Buffett told Fortune that he decided to start giving his money away now because he has been impressed with Bill and Melinda Gates and the work they’ve done through their foundation. And he decided it would be easier to give to a large foundation instead of trying to expand his own foundation. “What can be more logical, in whatever you want done, than finding someone better equipped than you are to do it?” Buffett told the magazine. “Who wouldn’t select Tiger Woods to take his place in a high-stakes golf game? That’s how I feel about this decision about my money.”
More from the Fortune piece:
Up to now, the two Gateses have been the only trustees of their foundation. But as his plan gets underway, Buffett will be joining them. Bill Gates says he and his wife are “thrilled” by that and by knowing that Buffett’s money will allow the foundation to “both deepen and accelerate” its work. “The generosity and trust Warren has shown,” Gates adds, “is incredible.” Beginning in July and continuing every year, Buffett will give a set, annually declining number of Berkshire B shares – starting with 602,500 in 2006 and then decreasing by 5% per year – to the five foundations. The gifts to the Gates foundation will be made either by Buffett or through his estate as long as at least one of the pair — Bill, now 50, or Melinda, 41 — is active in it.

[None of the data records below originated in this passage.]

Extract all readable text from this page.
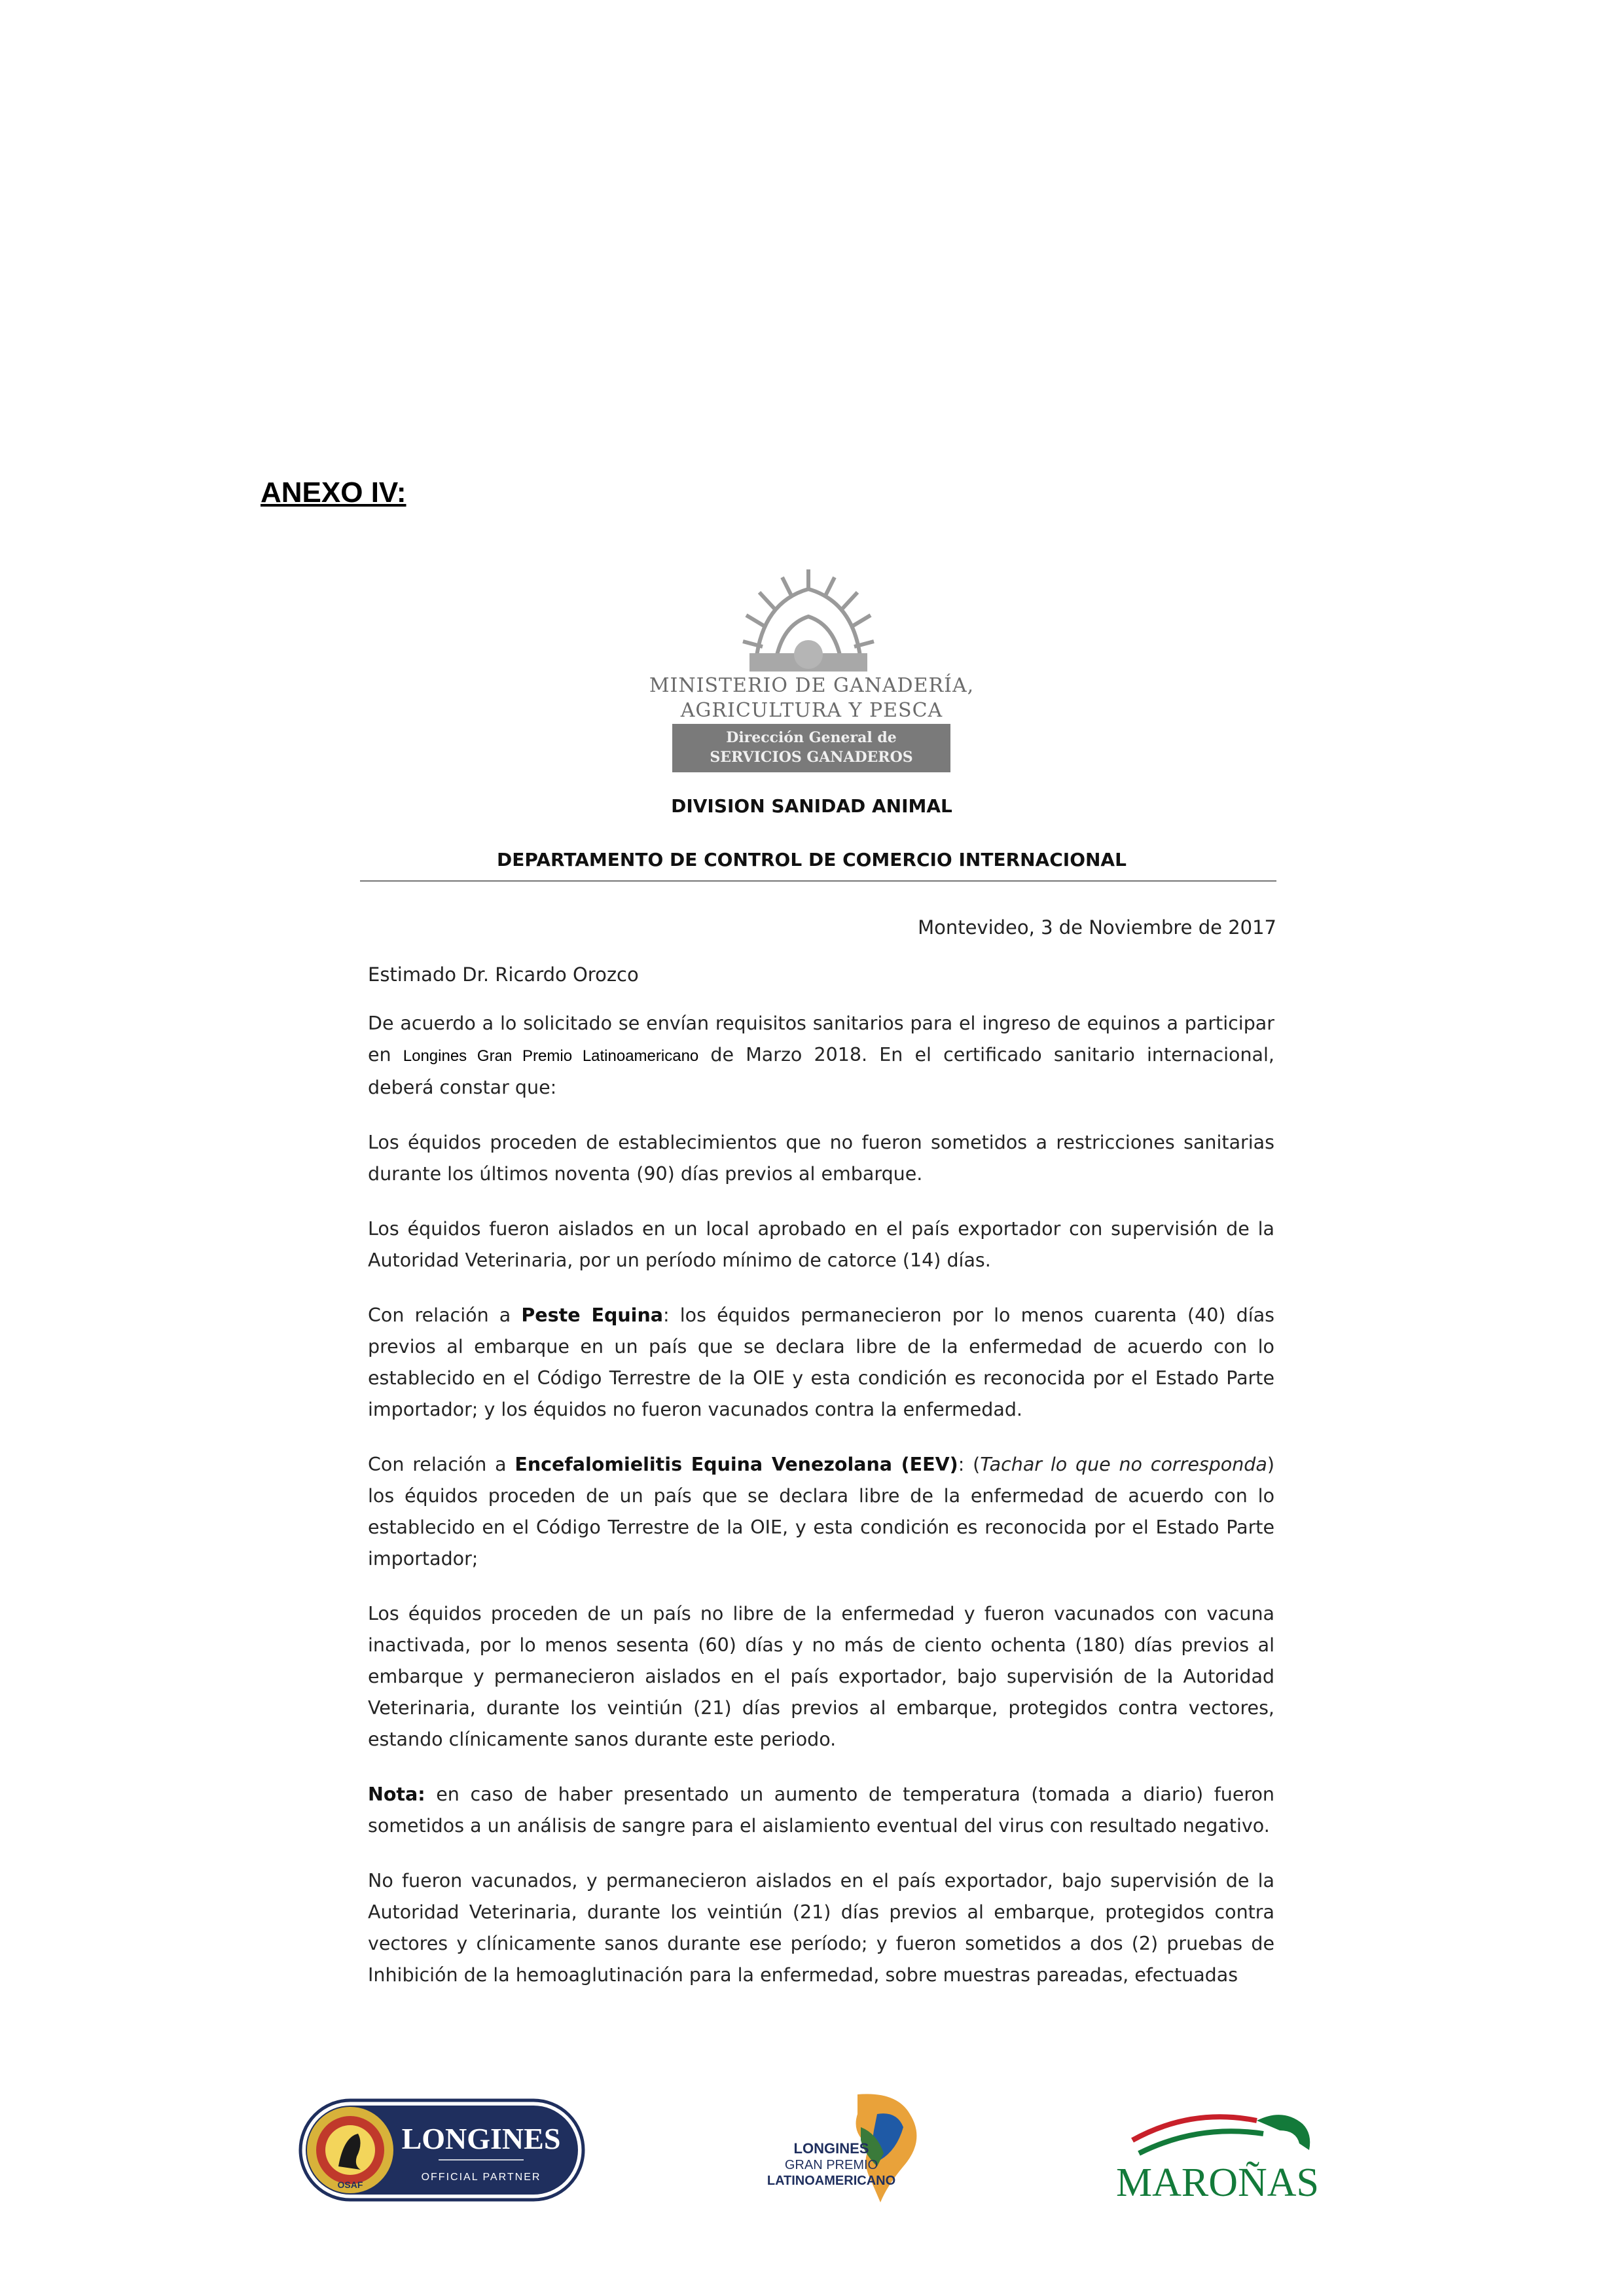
ANEXO IV:
MINISTERIO DE GANADERÍA,
AGRICULTURA Y PESCA
Dirección General de
SERVICIOS GANADEROS
DIVISION SANIDAD ANIMAL
DEPARTAMENTO DE CONTROL DE COMERCIO INTERNACIONAL
Montevideo, 3 de Noviembre de 2017
Estimado Dr. Ricardo Orozco

De acuerdo a lo solicitado se envían requisitos sanitarios para el ingreso de equinos a participar en Longines Gran Premio Latinoamericano de Marzo 2018. En el certificado sanitario internacional, deberá constar que:

Los équidos proceden de establecimientos que no fueron sometidos a restricciones sanitarias durante los últimos noventa (90) días previos al embarque.

Los équidos fueron aislados en un local aprobado en el país exportador con supervisión de la Autoridad Veterinaria, por un período mínimo de catorce (14) días.

Con relación a Peste Equina: los équidos permanecieron por lo menos cuarenta (40) días previos al embarque en un país que se declara libre de la enfermedad de acuerdo con lo establecido en el Código Terrestre de la OIE y esta condición es reconocida por el Estado Parte importador; y los équidos no fueron vacunados contra la enfermedad.

Con relación a Encefalomielitis Equina Venezolana (EEV): (Tachar lo que no corresponda) los équidos proceden de un país que se declara libre de la enfermedad de acuerdo con lo establecido en el Código Terrestre de la OIE, y esta condición es reconocida por el Estado Parte importador;

Los équidos proceden de un país no libre de la enfermedad y fueron vacunados con vacuna inactivada, por lo menos sesenta (60) días y no más de ciento ochenta (180) días previos al embarque y permanecieron aislados en el país exportador, bajo supervisión de la Autoridad Veterinaria, durante los veintiún (21) días previos al embarque, protegidos contra vectores, estando clínicamente sanos durante este periodo.

Nota: en caso de haber presentado un aumento de temperatura (tomada a diario) fueron sometidos a un análisis de sangre para el aislamiento eventual del virus con resultado negativo.

No fueron vacunados, y permanecieron aislados en el país exportador, bajo supervisión de la Autoridad Veterinaria, durante los veintiún (21) días previos al embarque, protegidos contra vectores y clínicamente sanos durante ese período; y fueron sometidos a dos (2) pruebas de Inhibición de la hemoaglutinación para la enfermedad, sobre muestras pareadas, efectuadas

OSAF
LONGINES
OFFICIAL PARTNER
LONGINES
GRAN PREMIO
LATINOAMERICANO	MAROÑAS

I always had the idea that philanthropy was important today, but would be equally important in one year, ten years, 20 years, and the future generally.
And someone who was compounding money at a high rate, I thought, was the better party to be taking care of the philanthropy that was to be done 20 years out, while the people compounding at a lower rate should logically take care of the current philanthropy.
A staggering sum, indeed. Quite interesting that he’d give it to Gates’ foundation rather than his own, if nothing else but for name legacy purposes, but there’s something to be said for betting on a still-young Bill Gates. As a bonus, I’d certainly rather see the money used to help sick kids instead of abortion activism.